Ethereum’s (ETH) market dynamics are indicating a notable recovery following a recent downturn driven by fear.
After a sharp decline that pushed ETHUSDT below the $2,000 mark, the bulls have regained control, lifting the price back above $2,500.
In this context, trading expert RLinda projected on August 11 that this recovery phase, despite recent volatility, shows a resilient bullish outlook for Ethereum. Further, it is supported by a promising technical setup visible on both weekly and monthly chart patterns.
Ethereum daily chart pattern – Key resistance levels in focus
According to the analyst, on the daily chart, Ethereum is confronting a critical resistance zone between $2,717 and $2,817.
Ethereum price analysis chart. Source: TradingView/ RLinda
This area has been tested multiple times, with each rejection met by strong buying pressure around the $2,500 level, suggesting that bulls remain firmly in control.

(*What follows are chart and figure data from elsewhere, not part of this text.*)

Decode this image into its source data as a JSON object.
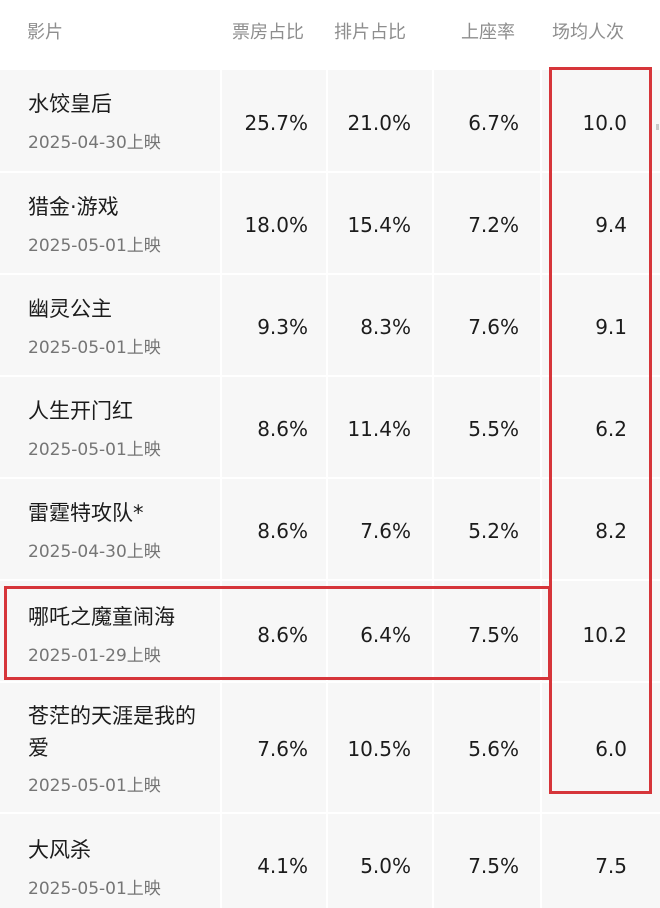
{
  "header": {
    "film": "影片",
    "box_office_share": "票房占比",
    "screening_share": "排片占比",
    "occupancy_rate": "上座率",
    "avg_per_screening": "场均人次"
  },
  "rows": [
    {
      "title": "水饺皇后",
      "title_line2": "",
      "date": "2025-04-30上映",
      "box_office_share": "25.7%",
      "screening_share": "21.0%",
      "occupancy_rate": "6.7%",
      "avg_per_screening": "10.0"
    },
    {
      "title": "猎金·游戏",
      "title_line2": "",
      "date": "2025-05-01上映",
      "box_office_share": "18.0%",
      "screening_share": "15.4%",
      "occupancy_rate": "7.2%",
      "avg_per_screening": "9.4"
    },
    {
      "title": "幽灵公主",
      "title_line2": "",
      "date": "2025-05-01上映",
      "box_office_share": "9.3%",
      "screening_share": "8.3%",
      "occupancy_rate": "7.6%",
      "avg_per_screening": "9.1"
    },
    {
      "title": "人生开门红",
      "title_line2": "",
      "date": "2025-05-01上映",
      "box_office_share": "8.6%",
      "screening_share": "11.4%",
      "occupancy_rate": "5.5%",
      "avg_per_screening": "6.2"
    },
    {
      "title": "雷霆特攻队*",
      "title_line2": "",
      "date": "2025-04-30上映",
      "box_office_share": "8.6%",
      "screening_share": "7.6%",
      "occupancy_rate": "5.2%",
      "avg_per_screening": "8.2"
    },
    {
      "title": "哪吒之魔童闹海",
      "title_line2": "",
      "date": "2025-01-29上映",
      "box_office_share": "8.6%",
      "screening_share": "6.4%",
      "occupancy_rate": "7.5%",
      "avg_per_screening": "10.2"
    },
    {
      "title": "苍茫的天涯是我的",
      "title_line2": "爱",
      "date": "2025-05-01上映",
      "box_office_share": "7.6%",
      "screening_share": "10.5%",
      "occupancy_rate": "5.6%",
      "avg_per_screening": "6.0"
    },
    {
      "title": "大风杀",
      "title_line2": "",
      "date": "2025-05-01上映",
      "box_office_share": "4.1%",
      "screening_share": "5.0%",
      "occupancy_rate": "7.5%",
      "avg_per_screening": "7.5"
    }
  ],
  "colors": {
    "highlight": "#d6353a",
    "column_background": "#f7f7f7",
    "header_text": "#8e8e8e"
  }
}
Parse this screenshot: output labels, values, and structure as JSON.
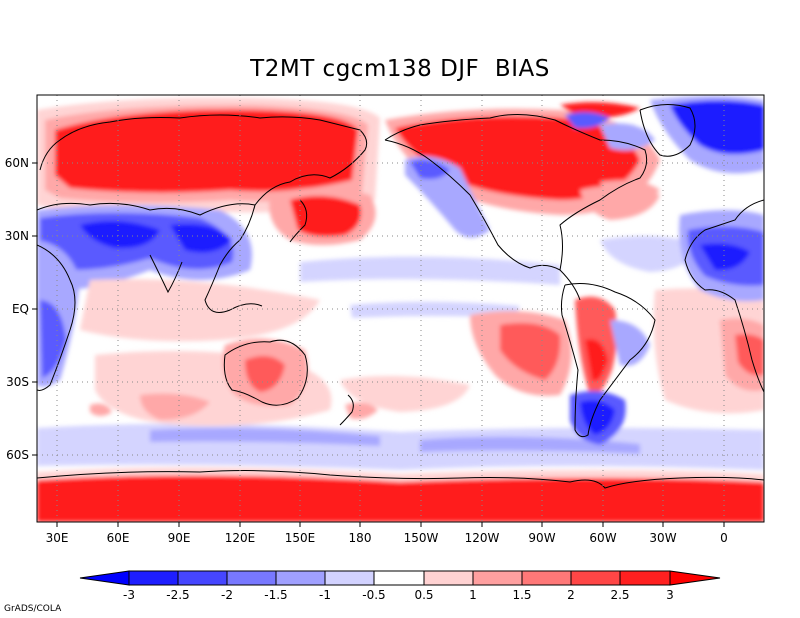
{
  "title": "T2MT cgcm138 DJF  BIAS",
  "credit": "GrADS/COLA",
  "lat_labels": [
    "60N",
    "30N",
    "EQ",
    "30S",
    "60S"
  ],
  "lon_labels": [
    "30E",
    "60E",
    "90E",
    "120E",
    "150E",
    "180",
    "150W",
    "120W",
    "90W",
    "60W",
    "30W",
    "0"
  ],
  "colorbar": {
    "tick_labels": [
      "-3",
      "-2.5",
      "-2",
      "-1.5",
      "-1",
      "-0.5",
      "0.5",
      "1",
      "1.5",
      "2",
      "2.5",
      "3"
    ],
    "colors": [
      "#1e1eff",
      "#4646ff",
      "#7878ff",
      "#a0a0ff",
      "#d2d2ff",
      "#ffffff",
      "#ffd2d2",
      "#ffa0a0",
      "#ff7878",
      "#ff4646",
      "#ff2020"
    ],
    "under_color": "#0000ff",
    "over_color": "#ff0000"
  },
  "palette": {
    "strong_red": "#ff1a1a",
    "red": "#ff5a5a",
    "light_red": "#ffa8a8",
    "pale_red": "#ffd4d4",
    "pale_blue": "#d4d4ff",
    "light_blue": "#a8a8ff",
    "blue": "#5a5aff",
    "strong_blue": "#1a1aff"
  }
}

However, the chart still looks bearish, as the price has struggled to break through key resistance levels, maintaining a pattern of lower highs.
Holding above $2,500 is crucial for maintaining the current bullish momentum. If Ethereum breaks through this resistance, the next major hurdle would be around $3,500, potentially paving the way toward the $4,000 mark.
Additionally, the daily chart reveals a “change of character” (CHOCH) pattern, indicating a possible shift from a bearish to a bullish market structure, which could further support a significant upward move.
Ethereum’s long-term support and potential upside
The weekly chart offers additional context, showing Ethereum trading around the 50-week moving average, a historically strong support level. The 200-week moving average, at approximately $2,156, also serves as critical long-term support.
Ethereum price analysis chart. Source: TradingView/ RLinda
Therefore, the recent bounce from this area suggests that Ethereum could be on the verge of re-entering a global sideways range that has defined its trading behavior for much of the past year.
A break and consolidation above the $2,717 to $2,817 resistance zone could trigger a substantial rally, with potential targets ranging from $4,000 to $4,800.
Support levels to watch are $2,518, $2,425, and $2,400, while the key resistance levels remain at $2,717 and $2,817.
The price action around these levels will determine the next phase of Ethereum’s market trajectory. The volume profile on the weekly chart indicates significant accumulation in this price range, signaling continued confidence among large investors.
The recent liquidation event, followed by a swift recovery, further supports a bullish outlook, suggesting that the market is poised to move higher if key resistance levels are breached.
Ethereum price analysis
Currently, Ethereum is trading at $2,620, reflecting a 0.82% increase in the last 24 hours and an accumulated loss of 9% over the past seven days, according to data as of August 11.
Ethereum seven-day price chart. Source: Finbold
For traders and investors, the focus remains on the $2,717 to $2,817 resistance zone. A successful breakout above this level could pave the way for Ethereum to reach new highs, with $4,000 being a realistic near-term target.
However, if the bulls fail to clear this resistance, a pullback toward the $2,500 support level could occur.
While the overall technical structure suggests that Ethereum is positioned for a significant move, the bearish chart elements highlight the importance of overcoming key resistance levels to sustain the bullish momentum and propel the cryptocurrency to new heights.